By using ?, +, {M}, or {M,N} you can search for repetitions:

  ab?c      matches a, then zero or one occurrance of b, then c
  ab+c      matches a, then one or more occurrances of b, then c
  ab*c      matches a, then zero or more occurrances of b, then c
  ab{M}c    matches a, then M occurrances of b, then c
  ab{M,}c   matches a, then M or more occurrances of b, then c
  ab{M,N}c  matches a, then between M and N occurrances of b, then c

In the above, M and N are numbers given in decimal, where if both are given, M must be <= N.
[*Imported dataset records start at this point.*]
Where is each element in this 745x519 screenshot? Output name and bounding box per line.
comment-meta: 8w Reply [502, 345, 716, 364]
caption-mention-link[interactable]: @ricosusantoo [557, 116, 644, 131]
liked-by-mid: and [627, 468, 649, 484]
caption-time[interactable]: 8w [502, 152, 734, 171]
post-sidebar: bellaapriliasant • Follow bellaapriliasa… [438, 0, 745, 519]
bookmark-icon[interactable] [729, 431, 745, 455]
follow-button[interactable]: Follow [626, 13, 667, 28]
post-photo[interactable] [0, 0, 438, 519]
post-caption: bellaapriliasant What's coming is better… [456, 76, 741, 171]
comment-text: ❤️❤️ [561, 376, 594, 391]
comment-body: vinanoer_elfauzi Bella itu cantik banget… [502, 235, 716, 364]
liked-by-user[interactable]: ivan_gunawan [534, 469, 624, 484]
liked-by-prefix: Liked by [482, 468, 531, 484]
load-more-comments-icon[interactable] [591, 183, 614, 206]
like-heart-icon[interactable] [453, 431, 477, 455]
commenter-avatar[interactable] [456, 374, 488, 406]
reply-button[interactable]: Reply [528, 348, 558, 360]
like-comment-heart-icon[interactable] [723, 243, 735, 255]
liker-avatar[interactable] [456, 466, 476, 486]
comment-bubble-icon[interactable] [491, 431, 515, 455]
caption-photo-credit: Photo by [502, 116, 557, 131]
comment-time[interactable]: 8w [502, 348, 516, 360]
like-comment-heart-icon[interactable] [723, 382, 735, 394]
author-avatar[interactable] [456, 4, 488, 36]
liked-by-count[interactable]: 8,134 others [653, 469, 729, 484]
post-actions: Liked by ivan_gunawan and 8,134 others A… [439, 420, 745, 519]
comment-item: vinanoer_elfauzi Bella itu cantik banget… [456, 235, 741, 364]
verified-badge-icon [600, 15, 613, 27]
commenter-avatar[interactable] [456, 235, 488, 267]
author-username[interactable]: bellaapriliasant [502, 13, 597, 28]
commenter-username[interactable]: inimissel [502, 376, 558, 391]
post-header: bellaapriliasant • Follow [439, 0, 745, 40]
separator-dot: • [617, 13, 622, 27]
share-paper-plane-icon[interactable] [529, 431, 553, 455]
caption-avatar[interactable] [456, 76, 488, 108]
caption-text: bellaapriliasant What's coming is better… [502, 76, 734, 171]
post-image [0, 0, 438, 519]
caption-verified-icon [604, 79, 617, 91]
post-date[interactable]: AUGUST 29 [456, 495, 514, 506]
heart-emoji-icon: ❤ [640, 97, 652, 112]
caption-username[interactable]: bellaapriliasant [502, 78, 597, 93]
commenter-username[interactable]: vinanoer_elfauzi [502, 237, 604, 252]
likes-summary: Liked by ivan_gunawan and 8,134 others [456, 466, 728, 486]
For example, [A-Za-z_][A-Za-z0-9_]* matches any legal C or C++ identifier. \w{10,} matches at least 10 word constituent characters. \<[0-9]{5}\> matches a 5 digit number.

Alternation

You can search for one thing or another using the | symbol. For example, fred|bill matches fred or bill. fred|bill|rob matches any one of these 3 names.

Nested EREs

Brackets may be used to group EREs into sub-EREs, so that operators such as the repetitions or alternation operator may be applied to them. For example, (frog|toad)+ matches one or more occurence of frog or toad.

Nesting may be performed several levels deep.

Backreferences

Every time a nested ERE is matched, what it matched is recorded. You can do a backreference later in the main ERE (which means that whatever was matched before must be matched again) by specifying the backslash with a single decimal number. Up to 9 nested EREs may thus be backreferenced.

For example, \2 says the second nested ERE must be matched again. As a result, (a|b)(c|d)\2\1 will match acca, or adda, or bcca, or bddb.

Note that the above example is not a shorthand for writing (a|b)(c|d)(c|d)(a|b). Backreferences do not refer to the ERE, but to what was matched by it.

Backreferences can be done within nested EREs to backreference nested EREs. For example, frog|((a|bc)d\1) matches frog, or ada, or bcdbc, but not adbc.